The chondrocytes were identified by collagen type II immunohistochemistry. The cytoplasm of positive chondrocytes was stained brown, whereas the negative control failed to stain in the cytoplasm (Fig. 5A and B). To examine whether DHJSD enhanced SNP-induced chondrocyte viability by suppressing apoptosis, the apoptotic cells were determined by DAPI staining. Apoptotic cells exhibited typical changes, including reduction of cellular volume, bright blue staining and condensed or fragmented nuclei. This phenomenon was more clear in SNP-induced chondrocytes than that of the SNP-induced chondrocytes treated by DHJSD (Fig. 5C). To further investigate the effect of DHJSD on the apoptosis of SNP-induced chondrocyte, chondrocyte apoptosis was measured by Annexin V/PI staining. Apoptosis is shown in Fig. 5D; upper right quadrant, late apoptotic cells; upper left quadrant, dead cells; lower left quadrant, normal cells; and lower right quadrant, early apoptotic cells. The percentage of apoptotic cells (including the early and late apoptotic cells, and dead cells) in SNP-induced chondrocytes treated by DHJSD were significantly lower than that of the SNP-induced chondrocytes (P<0.01) (Fig. 5F), which implied that DHJSD inhibited SNP-induced chondrocyte apoptosis.

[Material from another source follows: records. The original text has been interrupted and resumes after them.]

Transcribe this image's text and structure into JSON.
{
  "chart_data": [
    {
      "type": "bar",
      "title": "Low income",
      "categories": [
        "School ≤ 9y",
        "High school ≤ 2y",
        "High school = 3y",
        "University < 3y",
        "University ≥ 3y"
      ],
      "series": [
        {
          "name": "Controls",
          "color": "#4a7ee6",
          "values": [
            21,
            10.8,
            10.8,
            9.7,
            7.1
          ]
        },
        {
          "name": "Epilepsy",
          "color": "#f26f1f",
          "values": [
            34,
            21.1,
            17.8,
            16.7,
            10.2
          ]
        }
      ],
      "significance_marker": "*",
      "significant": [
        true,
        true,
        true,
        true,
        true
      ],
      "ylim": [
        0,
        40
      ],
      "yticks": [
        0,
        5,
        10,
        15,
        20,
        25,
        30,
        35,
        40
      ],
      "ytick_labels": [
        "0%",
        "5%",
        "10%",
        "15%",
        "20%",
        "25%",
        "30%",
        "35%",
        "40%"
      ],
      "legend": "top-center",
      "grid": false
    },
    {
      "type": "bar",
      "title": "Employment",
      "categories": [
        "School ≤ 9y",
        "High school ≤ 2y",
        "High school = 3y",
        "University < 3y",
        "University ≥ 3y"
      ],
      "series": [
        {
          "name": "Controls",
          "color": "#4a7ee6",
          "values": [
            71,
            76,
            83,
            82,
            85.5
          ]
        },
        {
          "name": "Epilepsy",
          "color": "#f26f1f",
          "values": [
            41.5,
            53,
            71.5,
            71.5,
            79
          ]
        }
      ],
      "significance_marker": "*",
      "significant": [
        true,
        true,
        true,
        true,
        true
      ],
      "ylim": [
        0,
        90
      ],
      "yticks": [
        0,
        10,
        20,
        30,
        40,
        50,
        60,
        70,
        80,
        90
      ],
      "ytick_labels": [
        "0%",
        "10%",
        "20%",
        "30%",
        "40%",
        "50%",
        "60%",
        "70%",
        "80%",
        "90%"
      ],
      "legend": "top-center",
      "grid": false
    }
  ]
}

JC-1 converts to the monomeric form within the cytoplasm, which is caused by the loss of mitochondrial membrane potential. To investigate the effect of DHJSD on the loss of ΔΨm, a typical early event of apoptosis, JC-1 staining analysis was used to measure the changes of ΔΨm. As shown in Fig. 5E, the cells with a loss of ΔΨm were revealed by the decrease of red fluorescence (R2). The percentage of live cells (R2) in SNP-induced chondrocytes treated by DHJSD had a greater number of cells compared to the SNP-induced chondrocytes (P<0.01) (Fig. 5G), suggesting that DHJSD decreased the loss of ΔΨm in SNP-induced chondrocytes.

The mitochondrial-dependent signaling pathway is controlled by the Bcl-2 family proteins, such as anti-apoptotic member Bcl-2 and pro-apoptotic member Bax. The anti-apoptotic protein Bcl-2 suppresses cell apoptosis, and the expression of Bax results in the release of numerous apoptogenic proteins from the mitochondria triggering the activation of caspase-9 and caspase-3, and eventually inducing apoptosis. To further study the mechanism of DHJSD on SNP-induced chondrocyte apoptosis, the expressions of Bax, Bcl-2, caspase-9 and caspase-3 were detected by RT-PCR and western blot analysis, respectively. The RT-PCR assay showed that in the SNP-induced chondrocytes treated by DHJSD, the Bcl-2 expression was extremely increased, whereas the Bax, caspase-9 and caspase-3 expressions were decreased, compared to that of the SNP-induced chondrocytes (P<0.01) (Fig. 6). The protein levels of Bax, Bcl-2, caspase-3 and caspase-9 was similar to their respective mRNA expression (P<0.01) (Fig. 7). Taken together, the results indicated that DHJSD inhibits SNP-induced chondrocyte apoptosis via the mitochondrial-dependent signaling pathway.